Meringkus Tubuh, begitulah judul pameran lukisan dan patung di Edwin Galleri, Kemang, Jakarta. Pameran ini diikuti oleh dua seniman muda, Taufik dan Hojatul Islam, dan berlangsung hingga 8 Agustus mendatang.
Seringkali tubuh hanya dijadikan tempat untuk menyalurkan hasrat. Secara sadar atau tidak justru akan berakibat merendahkan eksistensi pemilik tubuh. Namun, bagi dua seniman ini, persoalan tak selesai sampai di situ. Taufik dan Hoja mengutipnya sebagai cara untuk mengungkapkan pandangannya terhadap tubuh dan segalam macam persoalan yang mengepung.
Lihat karya-karya Taufik dalam pameran ini. "Dalam proses kreatif, saya membaginya menjadi empat babak," ujar Taufik seusai pembukaan pameran. Pembagian itu adalah lukisan sebagai karya dua dimensi, semi relief, relief dan patung.
Tak dipungkiri bahwa karya Taufik banyak mengeksplorasi tubuh dan ruang. Lihat karya patungnya berjudul Stuck Like You. Sebuah karya tiga dimensi dengan bentuk potongan kaki dan tangan yang saling bertaut dan berpilin. "Potongan kaki dan tangan adalah simbol manusia beraktivitas," katanya.
Beda dengan karya Hoja. Ia banyak mencipta lukisan tentang tubuh yang divisualisasikan melalui boneka kain. Boneka-boneka tersebut serupa dan semuanya tanpa wajah. "Saya memilih boneka untuk memudahkan visualisasi terhadap tubuh," ujar Hoja.
Tubuh-tubuh itu tertekuk. Ekspresi wajah tak penting lagi bagi Hoja. Lekukan-lekukan yang terbentuk itulah yang berbicara. Hoja menghadirkan tubuh-tubuh rapuh tapi melawan dan terpenjara dalam ruang-ruang sempit. Tetapi, lekuk itu akan kembali ke bentuk semula. Lihat saja karyanya, Yin Yang, seperti halnya keadaan yang menjepit suatu saat akan kembali menjadi longgar.
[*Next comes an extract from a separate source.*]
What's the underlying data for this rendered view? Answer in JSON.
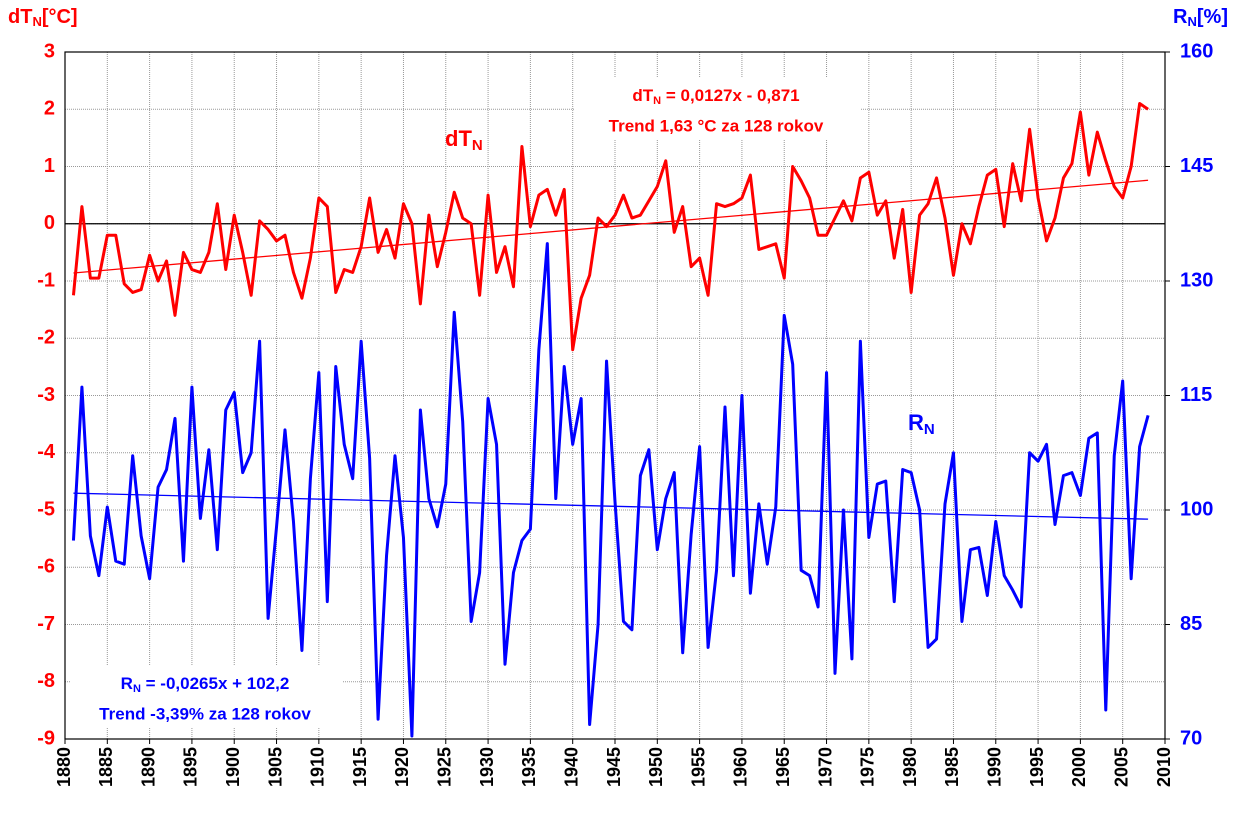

Dalam katalog, kurator Suwarno Wisetrotomo mengatakan, meringkus pada persepsi ini memiliki arti membentuk ke dalam posisi dan suasana tertentu. Tubuh tidak selalu hanya dipandang sebagai korban yang diam. Tetapi tubuh pada dasarnya memiliki jiwa yang mendorong keberanian untuk melawan, merebut panggung dan mencuri perhatian. "Tubuh-tubuh yang diringkus oleh kedua perupa ini merupakan tubuh-tubuh yang menghadirkan keindahan sekaligus perlawanan," kata Suwarno.